Electricity and gas are not luxury commodities, they are basic necessities. Residents need power to regulate household temperatures, preserve food, see at night, and communicate with the outside world. When a home doesn't have power, it can't function properly. Between time spent trying to restore power instead of working and the deposits and reconnection fees required for restoration, the additional costs to residents that come with power shut-offs make bad financial situations worse.
Losing power negatively affects health outcomes, too. Shut-offs increase risk of hunger, stress, respiratory illness, and heat stroke. Households that get shut off are likely to resort to using candles for light, fires for heat, and neighbors’ extension cords, all of which increase the risk of a house fire. For people who use medical devices like dialysis machines or assisted breathing machines, losing power is a life-or-death issue. Despite PG&E's Medical Baseline program, customers are four times more likely to never have their services restored.

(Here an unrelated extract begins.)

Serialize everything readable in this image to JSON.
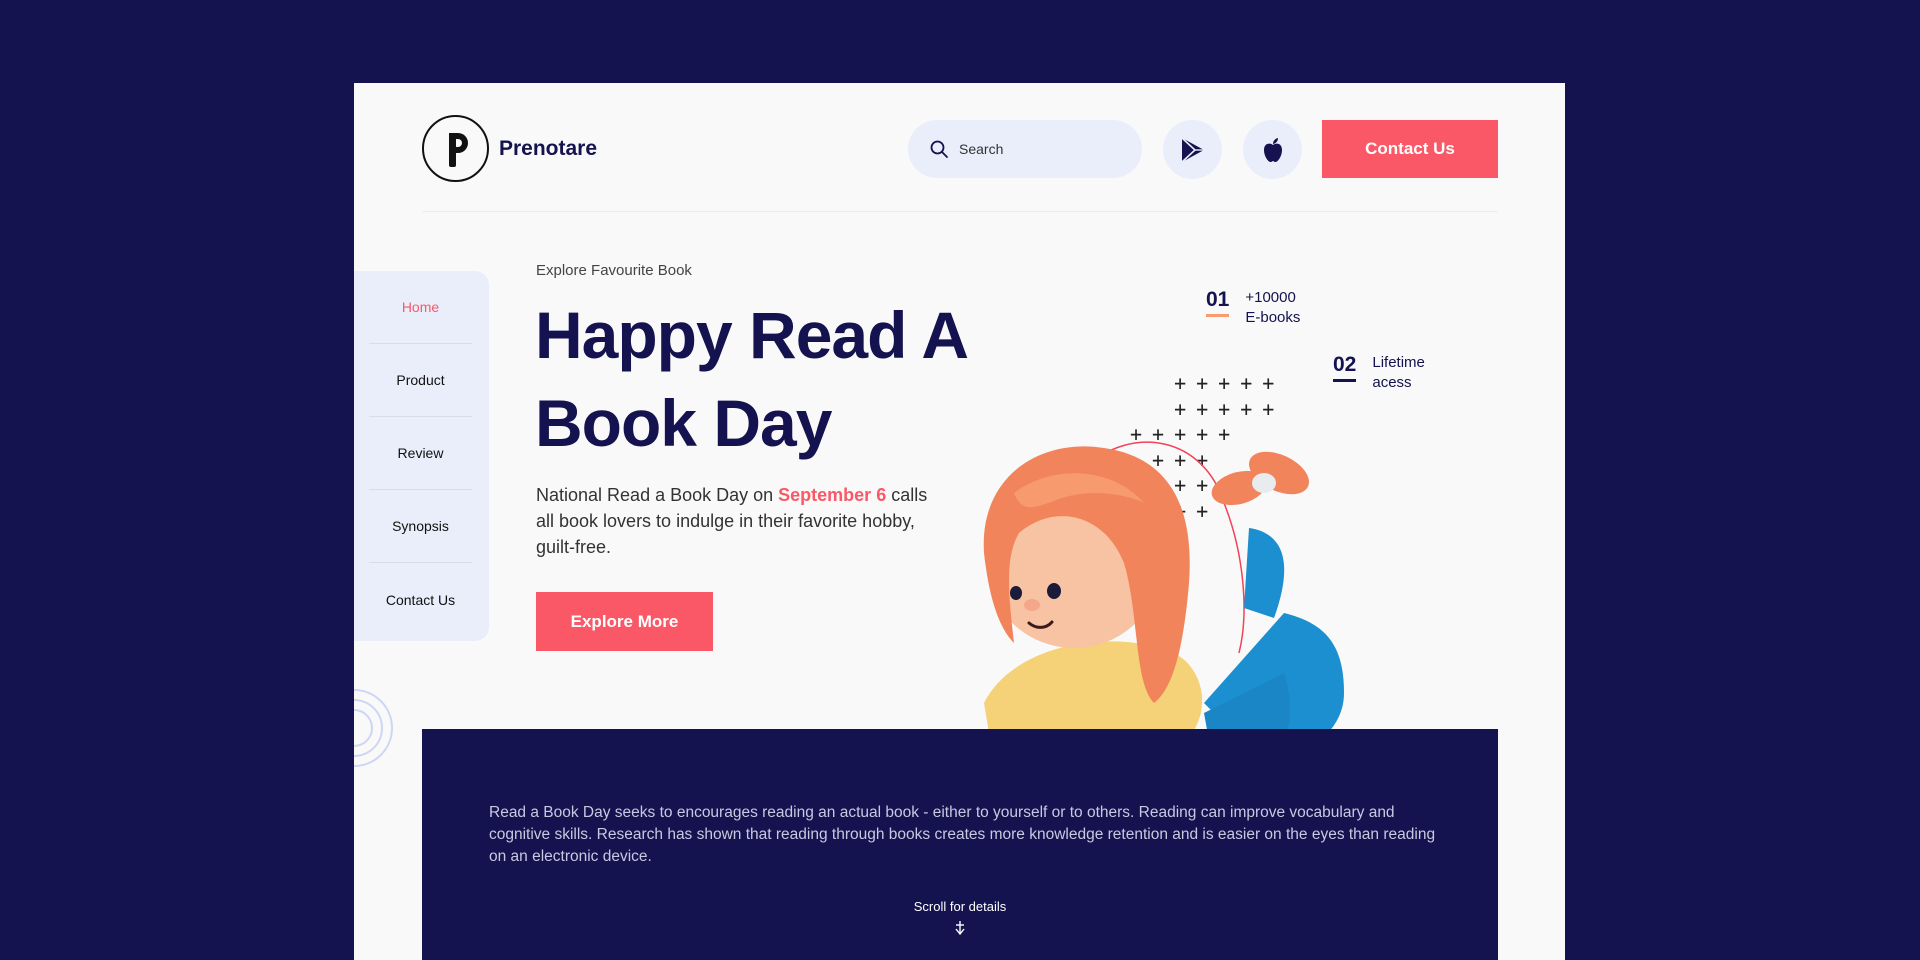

An End to Unjust Shut-offs
By taking public ownership over PG&E, we can stop its payment collections strategy of shutting off power for people who can’t afford their rising energy bills. Twenty-five percent of California families are affected by power shut offs for non-payment, with Latinx, Native, and poor communities disproportionately impacted.
PG&E’s shut-offs affect an increasing number of Californians. In 2016, PG&E shut off power for 312,007 households, up from 170,000 in 2010. During this same period, unemployment fell from 13% to 6.5%, and the California median income rose by more than $4,000. With more Californians employed, and with a higher median income, more people should be able to pay their energy bills on time.
Rates Continue to Climb
So why did PG&E shut off power for more households? During these six years, PG&E raised their rates at a much faster pace than post-recession restabilization, with the average monthly bill increasing by 50%, from $77 to $117 a month. As standard customer shutoff rates increased by 120%, shut-off rates for low-income customers enrolled in the means-tested CARE discount increased by 15%, and shutoffs for families enrolled in the means-tested FERA discount program increased by 91%.

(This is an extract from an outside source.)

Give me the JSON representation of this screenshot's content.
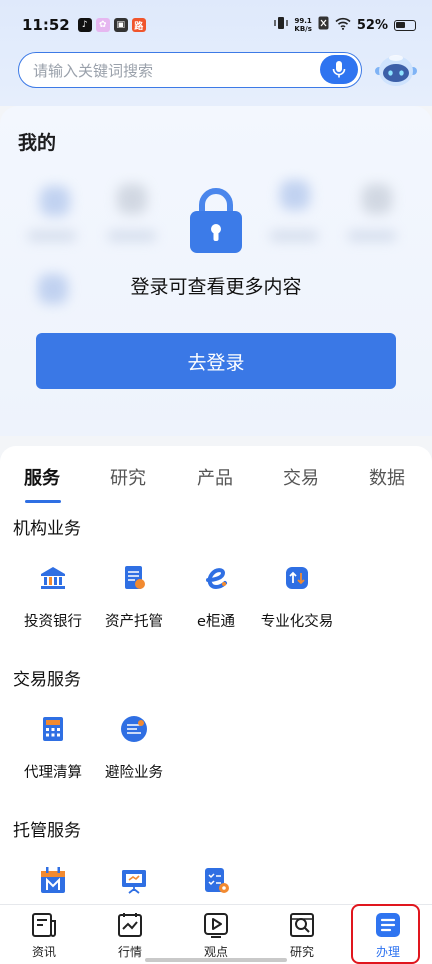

Shut-offs are not necessary to collect unpaid power bills. There is no correlation between power companies’ shut-off rates and their delinquency rates. Other legal mechanisms like debt collection exist to collect debts, are widely used in other industries, and don't involve potentially destabilizing a household by denying it a vital resource.
Shifting to a publicly owned, democratically controlled energy utilities program will end shut-offs for good, and put people—and the planet—over profit. Through fair, transparent pricing, and redistributive programs like minimum payment options, our proposal will stop the practice of holding heat, water, and electricity ransom.